B. At the direction of the Board operations of the Plan shall be reviewed by independent certified public
accountants as part of any financial audit periodically required. Compliance with the Board’s internal
controls shall be verified. These controls have been designed to prevent losses of assets that might
arise from fraud, error, or misrepresentation by third parties or imprudent actions by the Board or
employees of the plan sponsor, to the extent possible.
C. Each member of the Board shall participate in a continuing education program relating to investments
and the Board’s responsibilities to the Plan. It is highly suggested that this education process begin
during each Trustee’s first term.
Adopted: August 2023 Page 7
D. With each actuarial valuation, the Board shall determine the total expected annual rate of return for the
current year, for each of the next several years and for the long term thereafter. This determination
shall be filed promptly with the Department of Management Services, the plan’s sponsor and the
consulting actuary.
E. The proxy votes must be exercised for the exclusive benefit of the participants of the Plan. Each
Investment Manager shall provide the Board with a copy of their proxy voting policy for approval. On
a regular basis, at least annually, each manager shall report a record of their proxy vote.
F. Investments for which there is no generally recognized market or consistent accepted pricing
mechanism shall be valued at 50% cost. Assets without a fair market value shall be excluded from
determination of annual funding cost.
G. The Investment Consultant will provide Investment Managers for consideration based solely
on pecuniary factors as defined by Florida Statutes §112.662.

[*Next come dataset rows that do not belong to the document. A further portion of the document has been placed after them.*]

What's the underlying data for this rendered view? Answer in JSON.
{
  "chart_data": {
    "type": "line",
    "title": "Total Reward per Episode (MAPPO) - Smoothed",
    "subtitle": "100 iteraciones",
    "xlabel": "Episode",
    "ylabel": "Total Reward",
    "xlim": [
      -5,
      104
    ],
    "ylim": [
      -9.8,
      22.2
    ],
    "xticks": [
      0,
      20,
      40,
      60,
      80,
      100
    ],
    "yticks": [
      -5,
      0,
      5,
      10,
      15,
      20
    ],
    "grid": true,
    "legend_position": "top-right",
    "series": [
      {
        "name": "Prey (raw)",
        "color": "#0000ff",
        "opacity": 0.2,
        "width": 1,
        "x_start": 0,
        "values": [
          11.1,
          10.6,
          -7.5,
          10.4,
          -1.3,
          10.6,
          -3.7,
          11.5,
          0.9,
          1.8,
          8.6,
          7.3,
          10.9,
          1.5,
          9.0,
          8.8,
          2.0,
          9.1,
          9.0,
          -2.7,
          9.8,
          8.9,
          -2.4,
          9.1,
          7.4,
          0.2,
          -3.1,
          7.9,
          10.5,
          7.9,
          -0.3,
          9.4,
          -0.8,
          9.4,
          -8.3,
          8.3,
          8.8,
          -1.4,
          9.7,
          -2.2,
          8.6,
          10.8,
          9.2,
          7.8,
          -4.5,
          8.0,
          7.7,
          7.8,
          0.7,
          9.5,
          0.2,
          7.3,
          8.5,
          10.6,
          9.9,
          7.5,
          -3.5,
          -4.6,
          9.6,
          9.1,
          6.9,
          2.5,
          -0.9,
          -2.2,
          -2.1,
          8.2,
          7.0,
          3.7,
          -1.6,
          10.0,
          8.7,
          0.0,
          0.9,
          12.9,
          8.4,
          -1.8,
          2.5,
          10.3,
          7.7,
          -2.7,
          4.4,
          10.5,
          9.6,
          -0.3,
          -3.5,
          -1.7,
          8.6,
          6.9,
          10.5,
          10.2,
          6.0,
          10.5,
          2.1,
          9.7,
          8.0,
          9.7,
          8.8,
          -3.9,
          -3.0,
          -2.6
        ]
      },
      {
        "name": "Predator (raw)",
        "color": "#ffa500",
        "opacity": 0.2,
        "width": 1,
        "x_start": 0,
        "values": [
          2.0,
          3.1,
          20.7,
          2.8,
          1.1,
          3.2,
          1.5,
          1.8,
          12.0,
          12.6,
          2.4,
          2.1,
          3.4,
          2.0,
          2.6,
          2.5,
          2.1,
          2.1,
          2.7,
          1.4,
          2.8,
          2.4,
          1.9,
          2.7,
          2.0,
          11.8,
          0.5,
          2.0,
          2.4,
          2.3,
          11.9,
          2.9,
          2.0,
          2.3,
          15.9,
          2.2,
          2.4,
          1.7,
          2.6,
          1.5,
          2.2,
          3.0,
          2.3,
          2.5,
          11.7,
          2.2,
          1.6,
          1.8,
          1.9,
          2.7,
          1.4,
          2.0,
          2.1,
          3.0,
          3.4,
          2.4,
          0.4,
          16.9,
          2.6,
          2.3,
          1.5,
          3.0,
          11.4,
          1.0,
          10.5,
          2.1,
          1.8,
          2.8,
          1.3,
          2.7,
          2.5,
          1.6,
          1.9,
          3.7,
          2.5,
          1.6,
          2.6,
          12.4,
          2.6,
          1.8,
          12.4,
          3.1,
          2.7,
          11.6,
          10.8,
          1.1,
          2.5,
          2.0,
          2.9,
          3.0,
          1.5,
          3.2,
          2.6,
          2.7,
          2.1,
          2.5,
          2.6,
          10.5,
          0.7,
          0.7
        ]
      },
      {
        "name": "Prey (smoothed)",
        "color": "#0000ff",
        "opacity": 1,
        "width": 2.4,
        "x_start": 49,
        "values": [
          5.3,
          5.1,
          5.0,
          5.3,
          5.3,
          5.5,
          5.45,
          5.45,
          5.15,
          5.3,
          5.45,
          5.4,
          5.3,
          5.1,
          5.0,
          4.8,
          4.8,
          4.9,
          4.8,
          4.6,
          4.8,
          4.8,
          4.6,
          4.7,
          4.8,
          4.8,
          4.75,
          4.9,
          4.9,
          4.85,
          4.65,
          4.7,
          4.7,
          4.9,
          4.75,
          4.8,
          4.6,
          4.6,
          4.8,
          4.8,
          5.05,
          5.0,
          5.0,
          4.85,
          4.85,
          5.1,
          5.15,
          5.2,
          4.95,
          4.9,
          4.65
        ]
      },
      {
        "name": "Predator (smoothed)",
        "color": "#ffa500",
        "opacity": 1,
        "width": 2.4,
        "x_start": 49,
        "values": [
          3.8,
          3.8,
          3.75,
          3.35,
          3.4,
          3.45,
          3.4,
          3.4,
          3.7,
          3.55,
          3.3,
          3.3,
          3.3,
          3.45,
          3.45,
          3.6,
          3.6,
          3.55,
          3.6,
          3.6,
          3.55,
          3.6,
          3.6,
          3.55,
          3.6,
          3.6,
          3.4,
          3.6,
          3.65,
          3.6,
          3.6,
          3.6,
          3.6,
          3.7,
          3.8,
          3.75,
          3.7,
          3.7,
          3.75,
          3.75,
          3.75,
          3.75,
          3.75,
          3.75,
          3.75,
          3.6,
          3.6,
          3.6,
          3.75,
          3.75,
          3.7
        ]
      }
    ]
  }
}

H. If a Request for Proposals document is issued for Investment Manager services, the solicitation
document must include the following: The Board of Trustees may not request documentation
of or consider a vendor’s social, political, or ideological interests when determining if the
vendor is a responsible vendor. Additionally, the Board of Trustees may not give preference
to a vendor based on vendor’s social, political, or ideological interests.
VII. CRITERIA FOR INVESTMENT MANAGER REVIEW
The Board wishes to adopt standards by which judgments of the ongoing performance of a portfolio
manager may be made. If, at any time, any three of the following is breached, the portfolio manager will
be warned of the Board's serious concern for the Fund's continued safety and performance. If any five of
these are violated the consultant will recommend a manager search for that mandate.
Four (4) consecutive quarters of relative under-performance verses the benchmark.
Three (3) year trailing return below the top 40th percentile within the appropriate peer group and
under performance verses the benchmark.
Five (5) year trailing return below the top 40th percentile and under performance verses the
benchmark.
Three (3) year downside volatility greater than the index (greater than 100), as measured by
down market capture ratio.
Five (5) year downside volatility greater than the index (greater than 100), as measured by down
market capture ratio.
Style consistency or purity drift from the mandate.
Management turnover in portfolio team or senior management.
Investment process change, including varying the index or benchmark.
Failure to adhere to the IPS or other compliance issues.
Investigation of the firm by the Securities and Exchange Commission (SEC).
Significant asset flows into or out of the company.
Merger or sale of firm.
Fee increases outside of the competitive range.